El cierre del posteo de Caputo, «Mientras tanto haré mi mejor esfuerzo para cumplir su mandato: hacer Argentina grande otra vez», reedita sin disimulo la retórica del expresidente estadounidense Donald Trump, referente ideológico confeso del espacio libertario. La consigna, sin embargo, choca con la realidad de un gobierno que, según datos del INDEC de marzo de 2026, mantiene la inflación interanual de la Canasta Básica Alimentaria por encima del 32,8%, acumula recortes del 31% en el gasto primario desde diciembre de 2023 y enfrenta investigaciones judiciales en múltiples frentes.

La apuesta de Caputo por la lealtad personal en lugar de la política programática resulta coherente con la lógica del espacio: en La Libertad Avanza, el vínculo con el líder reemplaza a la ideología como único adhesivo.
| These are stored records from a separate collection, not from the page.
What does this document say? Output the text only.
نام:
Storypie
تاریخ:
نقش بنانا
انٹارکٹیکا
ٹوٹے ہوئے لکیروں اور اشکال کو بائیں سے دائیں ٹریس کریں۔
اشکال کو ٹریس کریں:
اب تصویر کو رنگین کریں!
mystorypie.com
Lo que la interna revela es que ese adhesivo empieza a agrietarse.

Puntos clave

  • Santiago Caputo descartó cualquier renuncia voluntaria y ratificó su subordinación exclusiva a Milei.
  • El cruce entre Caputo y Martín Menem se desató durante el fin de semana y encendió las alarmas del gabinete.
  • Integrantes del gobierno pidieron la intervención de Milei para contener la escalada interna.
  • El oficialismo acumula frentes judiciales abiertos: causas Adorni, $Libra y ANDIS, entre otras.
  • La crisis interna se desarrolla en paralelo al deterioro económico sostenido de los hogares argentinos.